Okay, but the ones for whom it wouldn’t work as a deterrent, aren’t they more inclined to do really crazy stuff that will get them caught? In a sense, that’s what undid Trump–his henchmen were so nuts, they left all sorts of clues, blabbed about it on TV, wrote books explaining why they did what they did, etc.

Plus – as I learned in another thread – the worst they can plausibly be charged with is seditious conspiracy, which carries a maximum 20-year sentence. Not nearly enough of a downside when the upside is installing a dictatorship.

With 40% of the people backing Trump, you will never get a jury that would convict him of anything. Fraud, sedition, anything at all.

Probably true. Though you might be able to voir dire the hell out of them.

Getting the henchmen seems a little easier.

I disagree. People come into courtrooms with all sorts of agendas. Judges and the lawyers are pretty good at weeding them out.

Also, it’s easy to shoot your mouth off about how you’d behave if you were picked to be on a jury. It’s another matter entirely when you’re actually sitting in the juror’s seat, with the weight of the judge’s instructions upon you and the reality of the evidence is being presented.

This is exactly what happened with the ultra-Trumpy juror who sat on Paul Manafort’s case. She really wanted to let him off. After hearing actual evidence and taking the judge’s instructions seriously – as most people do – she felt she had to convict.

This is a common response.

I wanted to mention this.

Political parties don’t prosecute people, politician or otherwise. You’ve got grand juries, juries, and independent judges leading this process. People only go to jail - in theory - if they committed a crime. If you (the average person) don’t want your favorite public figure to go to jail, start favoring people who aren’t criminal.
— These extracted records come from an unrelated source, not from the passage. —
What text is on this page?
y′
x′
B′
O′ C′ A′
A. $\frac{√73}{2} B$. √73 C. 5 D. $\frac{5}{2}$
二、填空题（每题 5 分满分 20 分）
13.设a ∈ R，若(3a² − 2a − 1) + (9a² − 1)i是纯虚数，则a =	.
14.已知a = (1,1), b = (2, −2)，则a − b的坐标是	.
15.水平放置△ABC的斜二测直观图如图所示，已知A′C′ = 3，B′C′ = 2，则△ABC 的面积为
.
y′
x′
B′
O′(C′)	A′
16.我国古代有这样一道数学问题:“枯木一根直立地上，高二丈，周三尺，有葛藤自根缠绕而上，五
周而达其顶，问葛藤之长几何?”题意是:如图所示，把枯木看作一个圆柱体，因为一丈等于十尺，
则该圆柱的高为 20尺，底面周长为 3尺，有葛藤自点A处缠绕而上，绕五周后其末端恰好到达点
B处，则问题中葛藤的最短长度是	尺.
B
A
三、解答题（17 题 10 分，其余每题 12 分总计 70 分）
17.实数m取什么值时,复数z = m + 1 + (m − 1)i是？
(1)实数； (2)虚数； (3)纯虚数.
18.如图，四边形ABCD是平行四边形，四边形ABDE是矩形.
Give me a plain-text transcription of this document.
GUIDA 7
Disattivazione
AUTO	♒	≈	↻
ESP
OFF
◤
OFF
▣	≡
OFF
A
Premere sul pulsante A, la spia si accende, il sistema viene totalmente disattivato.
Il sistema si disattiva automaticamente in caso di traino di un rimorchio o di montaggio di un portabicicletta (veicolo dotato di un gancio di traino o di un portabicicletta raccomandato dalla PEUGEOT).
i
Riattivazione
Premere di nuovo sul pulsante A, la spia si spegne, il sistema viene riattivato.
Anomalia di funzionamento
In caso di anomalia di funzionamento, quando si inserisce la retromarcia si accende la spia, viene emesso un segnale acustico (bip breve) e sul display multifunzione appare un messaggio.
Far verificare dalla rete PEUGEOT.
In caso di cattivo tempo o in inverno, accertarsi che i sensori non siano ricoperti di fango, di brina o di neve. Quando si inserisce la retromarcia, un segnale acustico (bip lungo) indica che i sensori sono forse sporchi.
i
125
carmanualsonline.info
Except there is a bunch of stuff that happened, was published about when it happened and can be chased down for non-sedition. Nail him on taxes, financial fraud, that is what did Capone in.

I can see him popping off of a tantrum in court. I guarantee get him in court, he will mouth off and lie, so contempt of court and purjory work too =)

Except for the “shoot a person on Fifth Avenue” factor. There’s literally no prosecutorial strategy that could be used against Trump that Trump supporters won’t denounce as “politically motivated”, so concerns about being seen as “political” should be given zero weight.

I’m not saying don’t try to nail him with all these other charges (rape, murder, tax fraud, regular fraud, scaring the horses, and just generally being an asshole*), I’m saying, try to nail him with everything. Even if we can’t convict on the charges directly related to his abuses of power, the public airing of all that evidence against him , personally, will have value.

*That’s probably not actually illegal, but I’ve been saying for years that it should be, and I think the last two years of the pandemic have adequately demonstrated the wisdom of my position.

More important”? No, not in my opinion.

There is nothing, NOTHING that will stop the GOP trying to attack a DEM.

It does not matter if Trump is convicted/fined, whatever. It, does, not, matter.

But. Seeing justice done is what should happen. Trump is not just a Con man and crook, he tried to overthrow the government.

I don’t give a fig about what is said about Treason has to be “Giving aid and comfort to a foreign enemy” Trying to overthrow the US government is treason.

Or sure should be.

And these whining assholes that helped with the attempted insurrection. Getting 2 weeks in jail. Booo Hooo asshole.

Drive from a state that has legal MJ to another where it’s not legal with a bit of your own personal MJ could get you years.